The best answer I had once from a more experienced friend was, ‘As informal as possible – but no more so.’ In other words, let’s keep the formalities to a minimum that allow us to do what what we’re here for, to make the decisions that only the board can make – usually the most important and tricky decisions the organisation faces. You want to give yourself the best chance of getting them right.
In practice, I think this leads to two guiding rules:
- The chair needs the ability to control the discussion, to the extent of who is speaking and who is not, rather than in what they’re saying.

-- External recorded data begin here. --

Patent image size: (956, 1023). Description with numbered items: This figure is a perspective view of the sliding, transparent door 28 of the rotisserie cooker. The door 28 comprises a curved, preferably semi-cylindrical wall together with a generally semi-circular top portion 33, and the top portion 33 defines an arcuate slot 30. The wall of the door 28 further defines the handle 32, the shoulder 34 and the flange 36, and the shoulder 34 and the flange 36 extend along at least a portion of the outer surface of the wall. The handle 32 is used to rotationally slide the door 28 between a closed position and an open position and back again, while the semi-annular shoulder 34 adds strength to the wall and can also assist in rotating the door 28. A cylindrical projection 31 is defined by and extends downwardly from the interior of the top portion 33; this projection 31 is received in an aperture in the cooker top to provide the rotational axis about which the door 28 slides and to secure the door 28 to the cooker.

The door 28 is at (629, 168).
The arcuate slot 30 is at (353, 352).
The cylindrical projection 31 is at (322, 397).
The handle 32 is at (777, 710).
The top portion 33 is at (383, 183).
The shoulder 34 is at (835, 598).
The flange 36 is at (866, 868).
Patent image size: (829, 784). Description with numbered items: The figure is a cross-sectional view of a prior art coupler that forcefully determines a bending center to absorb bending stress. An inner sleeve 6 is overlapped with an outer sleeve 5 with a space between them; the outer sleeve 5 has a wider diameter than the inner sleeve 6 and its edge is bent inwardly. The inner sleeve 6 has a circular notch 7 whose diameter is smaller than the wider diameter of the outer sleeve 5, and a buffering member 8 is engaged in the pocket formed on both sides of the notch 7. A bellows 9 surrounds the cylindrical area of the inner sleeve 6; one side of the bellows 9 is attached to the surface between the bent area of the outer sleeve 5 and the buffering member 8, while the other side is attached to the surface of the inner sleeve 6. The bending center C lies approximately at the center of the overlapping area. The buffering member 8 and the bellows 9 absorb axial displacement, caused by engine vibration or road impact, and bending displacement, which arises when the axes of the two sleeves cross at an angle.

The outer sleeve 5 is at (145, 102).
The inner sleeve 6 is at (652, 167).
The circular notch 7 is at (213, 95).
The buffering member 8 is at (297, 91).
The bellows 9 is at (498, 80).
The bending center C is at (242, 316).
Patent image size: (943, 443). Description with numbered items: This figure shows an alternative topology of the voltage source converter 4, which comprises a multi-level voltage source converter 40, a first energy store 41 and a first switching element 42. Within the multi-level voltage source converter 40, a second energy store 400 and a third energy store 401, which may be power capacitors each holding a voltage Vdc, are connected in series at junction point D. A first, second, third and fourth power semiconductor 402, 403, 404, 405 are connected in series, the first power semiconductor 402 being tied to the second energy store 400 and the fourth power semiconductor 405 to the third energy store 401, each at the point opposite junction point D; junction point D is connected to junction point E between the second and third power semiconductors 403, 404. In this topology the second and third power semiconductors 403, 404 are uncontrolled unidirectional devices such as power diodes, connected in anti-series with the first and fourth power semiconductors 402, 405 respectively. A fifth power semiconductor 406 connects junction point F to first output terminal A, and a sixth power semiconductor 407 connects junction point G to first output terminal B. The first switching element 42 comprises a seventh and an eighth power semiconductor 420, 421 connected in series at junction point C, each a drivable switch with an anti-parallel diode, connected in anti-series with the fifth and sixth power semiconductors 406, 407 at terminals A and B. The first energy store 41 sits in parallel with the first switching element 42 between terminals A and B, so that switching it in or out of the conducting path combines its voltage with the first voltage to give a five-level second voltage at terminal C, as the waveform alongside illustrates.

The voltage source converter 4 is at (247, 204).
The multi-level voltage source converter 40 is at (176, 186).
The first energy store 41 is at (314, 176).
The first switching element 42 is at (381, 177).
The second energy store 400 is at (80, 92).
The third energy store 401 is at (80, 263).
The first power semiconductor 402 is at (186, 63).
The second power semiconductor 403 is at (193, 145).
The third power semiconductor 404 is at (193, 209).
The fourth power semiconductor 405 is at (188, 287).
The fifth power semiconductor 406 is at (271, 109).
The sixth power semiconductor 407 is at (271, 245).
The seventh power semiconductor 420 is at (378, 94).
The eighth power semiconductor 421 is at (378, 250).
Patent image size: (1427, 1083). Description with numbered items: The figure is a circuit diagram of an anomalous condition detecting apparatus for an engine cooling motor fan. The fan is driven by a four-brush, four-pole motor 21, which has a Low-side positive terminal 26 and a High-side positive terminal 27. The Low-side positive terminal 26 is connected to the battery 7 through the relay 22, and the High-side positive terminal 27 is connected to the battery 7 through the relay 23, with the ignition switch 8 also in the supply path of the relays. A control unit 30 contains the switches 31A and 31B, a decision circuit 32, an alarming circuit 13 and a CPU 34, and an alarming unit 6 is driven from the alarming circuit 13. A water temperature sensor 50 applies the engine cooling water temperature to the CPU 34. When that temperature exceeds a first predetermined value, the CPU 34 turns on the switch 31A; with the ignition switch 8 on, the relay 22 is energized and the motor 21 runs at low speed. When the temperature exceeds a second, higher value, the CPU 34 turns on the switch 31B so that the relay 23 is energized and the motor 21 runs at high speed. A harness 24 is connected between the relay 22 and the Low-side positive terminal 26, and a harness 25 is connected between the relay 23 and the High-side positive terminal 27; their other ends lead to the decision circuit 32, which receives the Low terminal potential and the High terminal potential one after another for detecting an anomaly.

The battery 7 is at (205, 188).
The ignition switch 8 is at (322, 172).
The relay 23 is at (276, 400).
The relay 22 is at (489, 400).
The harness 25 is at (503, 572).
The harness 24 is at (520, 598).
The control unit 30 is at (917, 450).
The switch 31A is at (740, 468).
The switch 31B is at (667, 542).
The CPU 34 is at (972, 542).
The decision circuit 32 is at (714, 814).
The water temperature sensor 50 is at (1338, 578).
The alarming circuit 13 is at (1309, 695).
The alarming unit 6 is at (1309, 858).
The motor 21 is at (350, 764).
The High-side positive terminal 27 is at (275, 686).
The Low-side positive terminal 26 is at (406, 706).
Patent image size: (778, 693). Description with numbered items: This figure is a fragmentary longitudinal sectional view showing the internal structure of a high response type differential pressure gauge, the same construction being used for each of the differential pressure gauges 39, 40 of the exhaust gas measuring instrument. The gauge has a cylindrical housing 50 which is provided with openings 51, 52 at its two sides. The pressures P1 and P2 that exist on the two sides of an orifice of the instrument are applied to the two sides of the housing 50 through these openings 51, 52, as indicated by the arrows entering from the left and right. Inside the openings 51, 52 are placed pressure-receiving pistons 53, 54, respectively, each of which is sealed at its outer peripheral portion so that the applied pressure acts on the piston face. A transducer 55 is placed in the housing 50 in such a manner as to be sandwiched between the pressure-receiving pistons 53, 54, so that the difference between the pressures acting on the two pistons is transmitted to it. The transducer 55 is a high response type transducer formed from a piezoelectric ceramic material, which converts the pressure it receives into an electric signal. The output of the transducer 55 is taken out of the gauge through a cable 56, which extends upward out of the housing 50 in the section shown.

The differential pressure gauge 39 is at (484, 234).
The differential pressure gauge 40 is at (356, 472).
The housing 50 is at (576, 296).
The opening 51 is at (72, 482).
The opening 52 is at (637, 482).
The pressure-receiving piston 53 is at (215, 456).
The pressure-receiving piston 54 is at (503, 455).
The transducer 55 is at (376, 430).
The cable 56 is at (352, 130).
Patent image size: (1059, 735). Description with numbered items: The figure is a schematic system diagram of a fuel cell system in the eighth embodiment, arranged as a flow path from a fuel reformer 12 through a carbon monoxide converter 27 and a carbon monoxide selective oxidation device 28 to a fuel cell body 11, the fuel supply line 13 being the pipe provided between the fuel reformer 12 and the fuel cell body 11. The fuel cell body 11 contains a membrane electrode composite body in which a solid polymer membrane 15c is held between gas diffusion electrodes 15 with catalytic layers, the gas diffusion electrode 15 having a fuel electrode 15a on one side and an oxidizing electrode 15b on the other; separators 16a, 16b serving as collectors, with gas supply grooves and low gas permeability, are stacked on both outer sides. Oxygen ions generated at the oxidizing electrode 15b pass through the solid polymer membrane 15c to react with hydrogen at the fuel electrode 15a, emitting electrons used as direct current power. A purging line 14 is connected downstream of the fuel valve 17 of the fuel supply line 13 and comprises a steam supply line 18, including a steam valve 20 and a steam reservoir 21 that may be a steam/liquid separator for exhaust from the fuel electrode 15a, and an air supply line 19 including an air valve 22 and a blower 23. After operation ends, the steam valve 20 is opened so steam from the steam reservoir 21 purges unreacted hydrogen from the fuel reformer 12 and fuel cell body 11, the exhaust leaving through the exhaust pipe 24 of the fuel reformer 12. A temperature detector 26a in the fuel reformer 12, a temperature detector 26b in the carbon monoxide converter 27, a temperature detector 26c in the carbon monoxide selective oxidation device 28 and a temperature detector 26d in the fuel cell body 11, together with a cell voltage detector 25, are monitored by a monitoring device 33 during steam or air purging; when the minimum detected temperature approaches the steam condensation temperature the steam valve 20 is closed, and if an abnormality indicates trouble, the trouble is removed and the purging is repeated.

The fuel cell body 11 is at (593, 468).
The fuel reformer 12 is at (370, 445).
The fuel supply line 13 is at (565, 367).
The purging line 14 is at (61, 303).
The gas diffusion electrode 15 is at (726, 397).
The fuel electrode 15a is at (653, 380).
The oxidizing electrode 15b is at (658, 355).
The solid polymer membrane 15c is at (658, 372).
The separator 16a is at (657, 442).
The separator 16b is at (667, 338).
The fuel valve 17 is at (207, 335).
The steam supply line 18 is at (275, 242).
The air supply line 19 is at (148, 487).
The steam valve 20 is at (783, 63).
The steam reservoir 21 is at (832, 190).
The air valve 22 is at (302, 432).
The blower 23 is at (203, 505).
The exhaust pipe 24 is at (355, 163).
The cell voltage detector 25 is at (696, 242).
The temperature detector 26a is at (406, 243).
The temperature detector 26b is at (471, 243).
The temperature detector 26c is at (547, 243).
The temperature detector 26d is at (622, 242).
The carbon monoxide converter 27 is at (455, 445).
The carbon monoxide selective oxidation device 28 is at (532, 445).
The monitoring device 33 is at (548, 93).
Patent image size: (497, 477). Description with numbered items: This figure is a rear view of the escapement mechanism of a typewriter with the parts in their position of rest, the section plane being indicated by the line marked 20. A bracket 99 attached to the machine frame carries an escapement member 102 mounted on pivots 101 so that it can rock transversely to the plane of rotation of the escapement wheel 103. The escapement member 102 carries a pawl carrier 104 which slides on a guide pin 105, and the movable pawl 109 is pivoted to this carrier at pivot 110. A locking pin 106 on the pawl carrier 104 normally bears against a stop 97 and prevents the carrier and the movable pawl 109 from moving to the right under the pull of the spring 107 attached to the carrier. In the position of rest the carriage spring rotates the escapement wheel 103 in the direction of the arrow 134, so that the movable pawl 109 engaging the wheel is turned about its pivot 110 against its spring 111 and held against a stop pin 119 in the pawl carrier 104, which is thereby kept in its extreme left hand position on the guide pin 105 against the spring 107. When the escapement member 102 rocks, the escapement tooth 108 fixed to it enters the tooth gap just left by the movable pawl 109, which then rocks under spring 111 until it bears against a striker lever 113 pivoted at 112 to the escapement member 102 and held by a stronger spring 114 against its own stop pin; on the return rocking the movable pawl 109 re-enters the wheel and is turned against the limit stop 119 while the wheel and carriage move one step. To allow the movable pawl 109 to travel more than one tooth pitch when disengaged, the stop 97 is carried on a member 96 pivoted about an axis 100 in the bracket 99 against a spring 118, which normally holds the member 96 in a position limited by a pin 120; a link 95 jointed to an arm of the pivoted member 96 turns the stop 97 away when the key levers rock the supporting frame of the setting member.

I’m not a fan of the rather archaic form of addressing another board member, ‘Through you, chair …’ which I suspect is a hangover from parliament, where the members address the Speaker of the House and refer to the person they’re really talking to in the third person (‘May I ask the honourable member …’). However, this always needs to be the unspoken assumption: as chair, you need the authority to allow (or encourage) a quieter person to speak, or to restrain someone who is dominating or repeating themselves.
- The chair also needs to ensure that you have only one discussion at a time around the board table.
This should be relatively obvious, but quite often a side conversation will break out and occupy one group of board members, while others are still speaking on the main topic. One danger – besides the bad manners of speaking over someone else – is that you can easily miss a point, or that others will miss what might be a perfectly valid point in your side-discussion. This habit is also a nightmare for your minutes secretary, who can’t follow two parallel discussions. As chair you need to control it and call people back to order if necessary.
Another aspect of boardroom formality is the proposing and seconding of resolutions: ‘Would someone move that we accept this report … and someone else second the motion?’. What value does this add, and why do we do it? Whenever I ask this, the answer is along the lines of ‘Because we’ve always done it this way,’ rather than for any other good reason.
I suspect this is a habit carried over from the rules for conducting shareholder meetings, usually set out in the organisation’s constitution. These usually say that a motion at an AGM will only be considered by the meeting when it has been properly proposed and seconded. This can be helpful for controlling a larger meeting like an AGM, but how a board runs its own meetings is an entirely different question.
In practice, chairs are likely to use the practice of proposing and seconding as much for ensuring a board member is awake – ‘Jo, are you happy to second that?’ – as for signalling who is actually bringing the resolution to the board. After all, most of the board’s material comes from the chief executive. If he or she isn’t a board member, then they won’t be proposing or seconding anything, even though it’s their paper. Also, if something went badly wrong and a court was trying to work out why the board made a certain decision, I think it would be misleading to have proposer and seconder recorded – especially when they actually have no greater interest in the matter than any other board member. Finally, the practice undermines the important principle of collective board responsibility for our decisions.
Sometimes though, even with the best intentions, a meeting won’t always run the way you’d like. I chaired the regional branch of a not-for-profit organisation some years ago. Our relatively large board used to meet at a long narrow table in a small room. During one meeting, part way through a fairly passionate discussion, I noticed a second even more lively exchange at the other end of the table. Raising my voice slightly, I said, ‘Only one discussion, please’. One of the board members most involved at the other end of the table looked around at me and said, ‘That’s OK Richard – we’re only having one discussion.’